По привычке мы оставляем между собой большое расстояние, словно Давид сейчас спустится к нам и включит свою любимую передачу по телевизору. Но телевизор выключен, и мы с грустью смотрим на пустующее место между нами.
– Тяжело без него, – нервно проведя рукой по коротким волосам, шепчет Андрей. – Вчера родители были на грани истерики…
– Могу представить, – угрюмо произношу я и на свой страх и риск спрашиваю: – Тебе, случайно, не снился брат? Или, может быть, мерещился…
– Лех, – Андрей тяжело вздыхает, – это у тебя все от стресса. Когда он умер, то целый месяц мне снился. Я чуть не сбрендил, даже в церковь сходил, но это не помогло. А вот психолог помог. Дать номер?
– Думаю, не стоит, – шепчу я, не желая, чтобы кто-то услышал нас.
За разговорами о брате мы проводим несколько часов, прежде чем вся семья собирается за обедом. Мы стараемся не впадать в депрессию, но и не забываем о том, ради кого собрались сегодня все вместе. Вспоминая лучшие моменты из жизни Давида, мы уплетаем за обе щеки приготовленную еду.
– Пойду навещу брата, – сообщаю я родным, категорически отказываясь от того, чтобы кто-то пошел со мной.
Из дома я выхожу с превеликим облегчением. Постоянные взгляды родни в мою сторону не давали мне даже сосредоточиться на еде во время обеда. Я поскорее хочу навестить могилу Давида и поехать обратно в город. Здешняя местность, несмотря на природные богатства, свежий воздух и тишину, которую я так люблю, не дает мне покоя. Тут я словно загнан в клетку прошлых воспоминаний, тоски и боли.
Я вдыхаю воздух в легкие и направляюсь на кладбище, где в самой дали, под цветущей яблоней, похоронен Давид.
– Здравствуй, – неловко начинаю я, глядя на фотографию брата на надгробной плите из коричневого гранита.
Я сажусь напротив него, кладу свой букет цветов поверх всех остальных и впервые за весь день позволяю себе заплакать. Я не хочу показывать свою тоску по брату перед остальными членами семьи, но не боюсь это делать здесь, на кладбище.
– Как ты там, засранец? – сквозь слезы шепчу я. – Ты мне часто мерещишься в последнее время.

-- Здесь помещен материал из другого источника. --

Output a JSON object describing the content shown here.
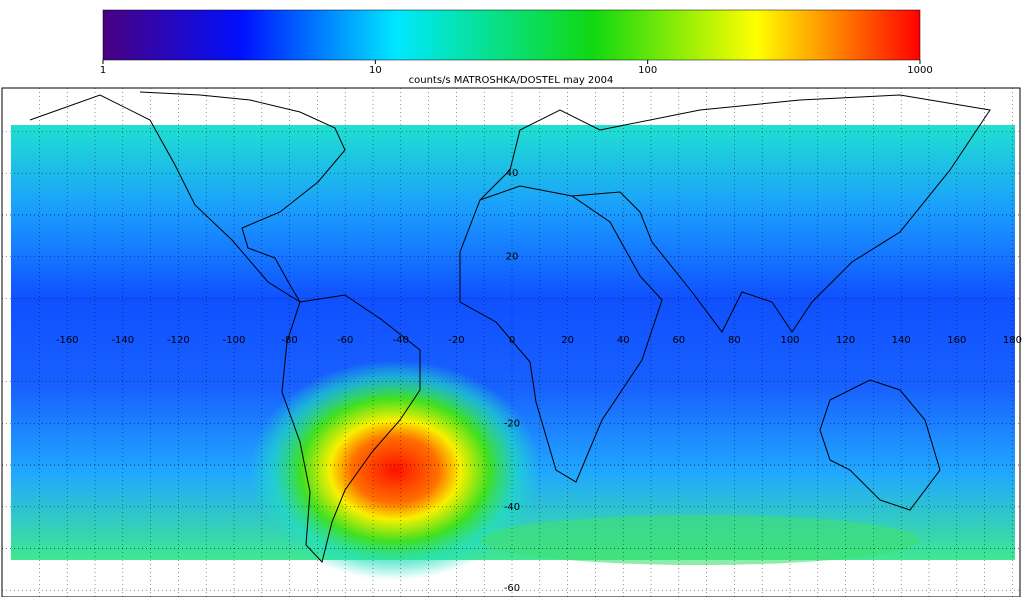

Признавайся, тоже скучаешь?
Я поднимаю голову и осматриваюсь, но силуэт брата нигде не показывается.
– Меня приняли на работу… – начинаю рассказывать я ему.
Теперь, когда брат мертв, мне жутко не хватает его болтовни. Поэтому в такие дни, как сегодня, я прихожу сюда, чтобы поговорить с ним и рассказать обо всем, что со мной произошло за год. Я стараюсь показать ему, что моя жизнь не скучна, что я учусь тому, что всегда умел делать он, – радоваться жизни. Но что бы я ему ни рассказывал, мои истории и вполовину не такие интересные, как у него.